66.  Consideration of the UK’s options in the event of a US-led military invasion of Iraq
began at the end of February 2002. That is addressed in detail in Section 6.1.
67.  This Section considers the arrangements made for providing equipment to forces as
part of the planning process for potential operations in Iraq.
68.  On 6 March 2002, the Chiefs of Staff were informed that Iraq was “sliding rapidly up
the scale of interest and a degree of strategic planning was essential at some point in
the near future, given the lead times necessary to shape pol/mil thinking effectively”.29
69.  The Chiefs of Staff agreed that Air Chief Marshal Sir Anthony Bagnall, Vice Chief of
the Defence Staff, who was chairing the meeting in CDS’ absence, should “refresh” work
on Urgent Operational Requirements (UORs)30 to ensure that it was not left “too late”.
70.  On 3 April, Sir Kevin Tebbit asked Mr Trevor Woolley, MOD Director General
Resources and Plans (DGRP), “just by way of prudent contingency planning you
understand … what a deployment to Iraq of a Division minus (25-30,000 with enablers)
would do to our SDR force structure and concurrency assumptions, assuming all other
operations remained more or less as they are”.31 Sir Kevin asked Mr Woolley not to
share the work with the Commitments area of the MOD.
27  Public hearing, 27 July 2010, pages 8-9.
28  Public hearing, 27 July 2010, page 19.
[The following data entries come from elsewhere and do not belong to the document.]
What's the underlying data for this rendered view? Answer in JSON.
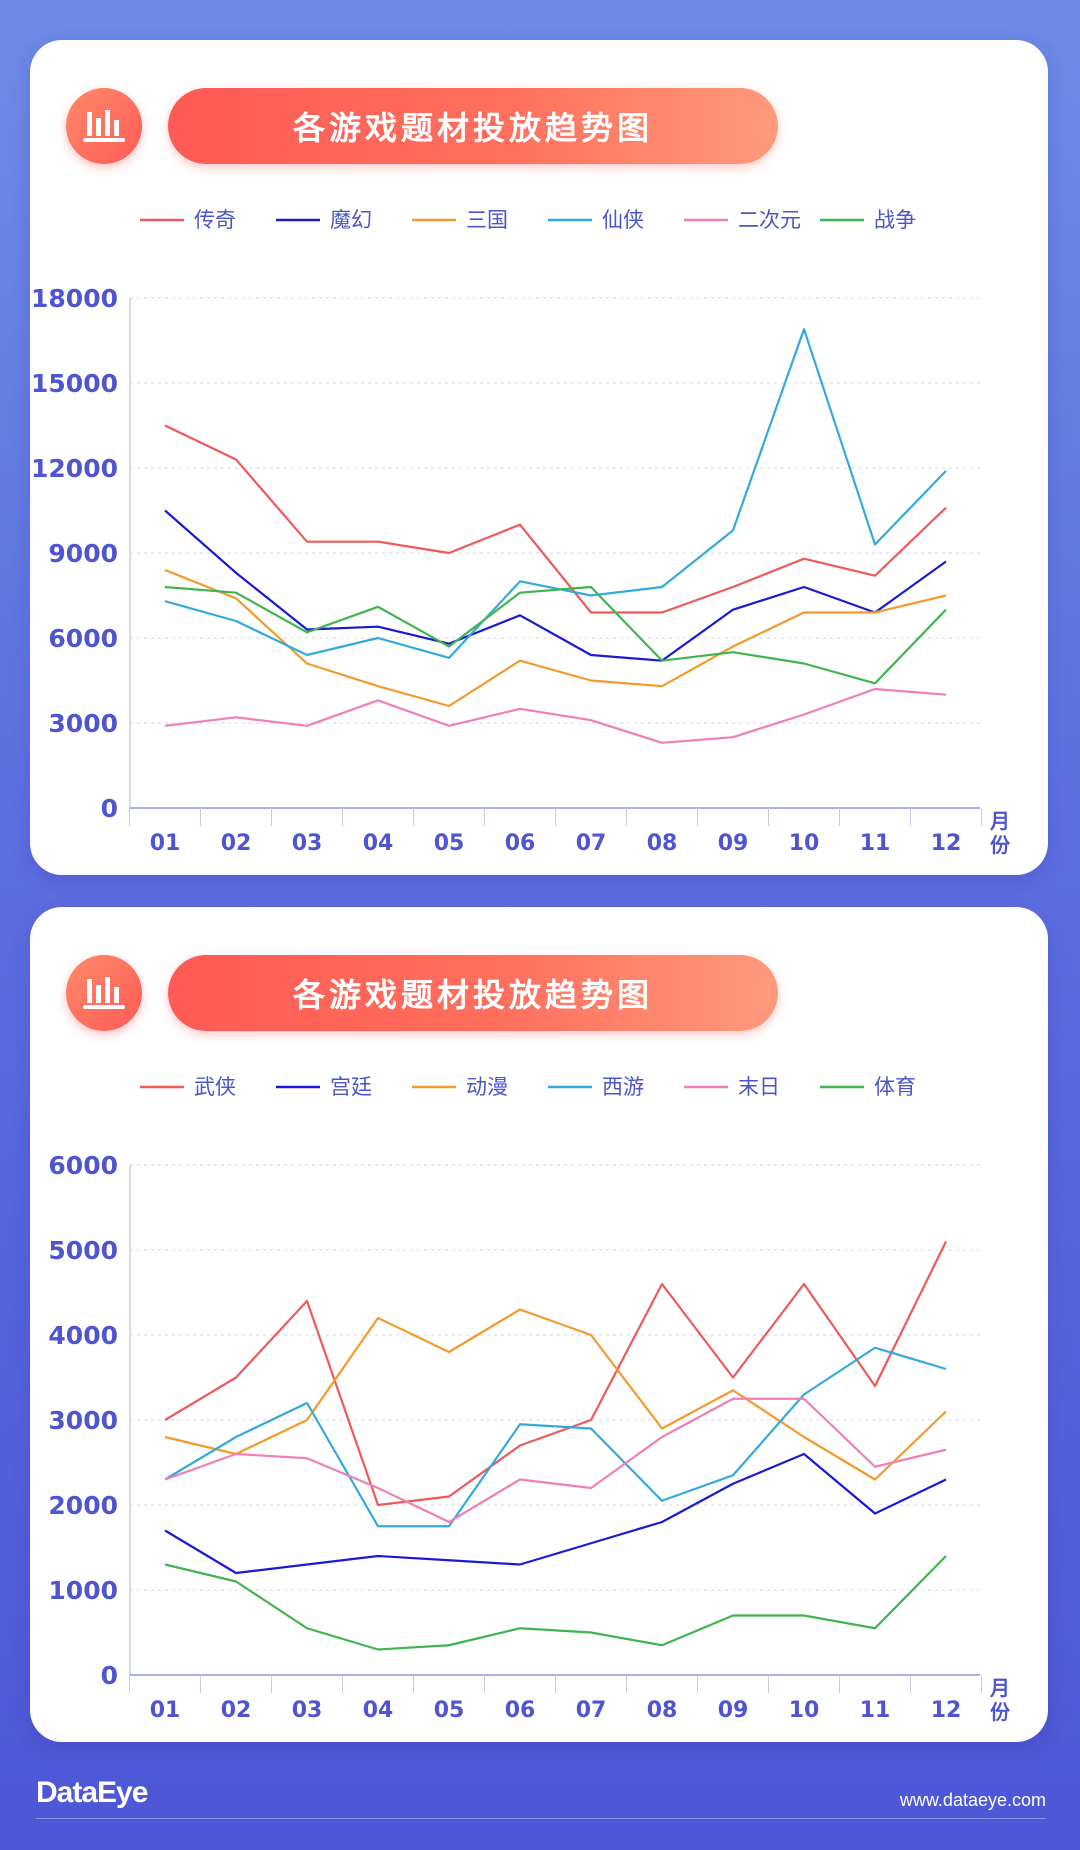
{
  "footer": {
    "logo": "DataEye",
    "url": "www.dataeye.com"
  },
  "chart_data": [
    {
      "type": "line",
      "title": "各游戏题材投放趋势图",
      "xlabel": "月份",
      "ylabel": "",
      "ylim": [
        0,
        18000
      ],
      "yticks": [
        0,
        3000,
        6000,
        9000,
        12000,
        15000,
        18000
      ],
      "categories": [
        "01",
        "02",
        "03",
        "04",
        "05",
        "06",
        "07",
        "08",
        "09",
        "10",
        "11",
        "12"
      ],
      "grid": "horizontal-dotted",
      "legend": "top",
      "series": [
        {
          "name": "传奇",
          "color": "#f0595a",
          "values": [
            13500,
            12300,
            9400,
            9400,
            9000,
            10000,
            6900,
            6900,
            7800,
            8800,
            8200,
            10600
          ]
        },
        {
          "name": "魔幻",
          "color": "#1a1ad6",
          "values": [
            10500,
            8300,
            6300,
            6400,
            5800,
            6800,
            5400,
            5200,
            7000,
            7800,
            6900,
            8700
          ]
        },
        {
          "name": "三国",
          "color": "#f39a2c",
          "values": [
            8400,
            7400,
            5100,
            4300,
            3600,
            5200,
            4500,
            4300,
            5700,
            6900,
            6900,
            7500
          ]
        },
        {
          "name": "仙侠",
          "color": "#33aadd",
          "values": [
            7300,
            6600,
            5400,
            6000,
            5300,
            8000,
            7500,
            7800,
            9800,
            16900,
            9300,
            11900
          ]
        },
        {
          "name": "二次元",
          "color": "#ef7fb5",
          "values": [
            2900,
            3200,
            2900,
            3800,
            2900,
            3500,
            3100,
            2300,
            2500,
            3300,
            4200,
            4000
          ]
        },
        {
          "name": "战争",
          "color": "#3fb44f",
          "values": [
            7800,
            7600,
            6200,
            7100,
            5700,
            7600,
            7800,
            5200,
            5500,
            5100,
            4400,
            7000
          ]
        }
      ]
    },
    {
      "type": "line",
      "title": "各游戏题材投放趋势图",
      "xlabel": "月份",
      "ylabel": "",
      "ylim": [
        0,
        6000
      ],
      "yticks": [
        0,
        1000,
        2000,
        3000,
        4000,
        5000,
        6000
      ],
      "categories": [
        "01",
        "02",
        "03",
        "04",
        "05",
        "06",
        "07",
        "08",
        "09",
        "10",
        "11",
        "12"
      ],
      "grid": "horizontal-dotted",
      "legend": "top",
      "series": [
        {
          "name": "武侠",
          "color": "#f0595a",
          "values": [
            3000,
            3500,
            4400,
            2000,
            2100,
            2700,
            3000,
            4600,
            3500,
            4600,
            3400,
            5100
          ]
        },
        {
          "name": "宫廷",
          "color": "#1a1ad6",
          "values": [
            1700,
            1200,
            1300,
            1400,
            1350,
            1300,
            1550,
            1800,
            2250,
            2600,
            1900,
            2300
          ]
        },
        {
          "name": "动漫",
          "color": "#f39a2c",
          "values": [
            2800,
            2600,
            3000,
            4200,
            3800,
            4300,
            4000,
            2900,
            3350,
            2800,
            2300,
            3100
          ]
        },
        {
          "name": "西游",
          "color": "#33aadd",
          "values": [
            2300,
            2800,
            3200,
            1750,
            1750,
            2950,
            2900,
            2050,
            2350,
            3300,
            3850,
            3600
          ]
        },
        {
          "name": "末日",
          "color": "#ef7fb5",
          "values": [
            2300,
            2600,
            2550,
            2200,
            1800,
            2300,
            2200,
            2800,
            3250,
            3250,
            2450,
            2650
          ]
        },
        {
          "name": "体育",
          "color": "#3fb44f",
          "values": [
            1300,
            1100,
            550,
            300,
            350,
            550,
            500,
            350,
            700,
            700,
            550,
            1400
          ]
        }
      ]
    }
  ]
}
29  Minutes, 6 March 2002, Chiefs of Staff meeting.
30 An Urgent Operational Requirement (UOR) seeks to address a capability gap by rapidly procuring
new or additional equipment or the enhancement of, or essential modification of, existing equipment.
The procurement process is described in Section 14.1.
31  Minute Tebbit to DG RP, 3 April 2002, ‘Iraq Pre-Contingency Mind Clearing’.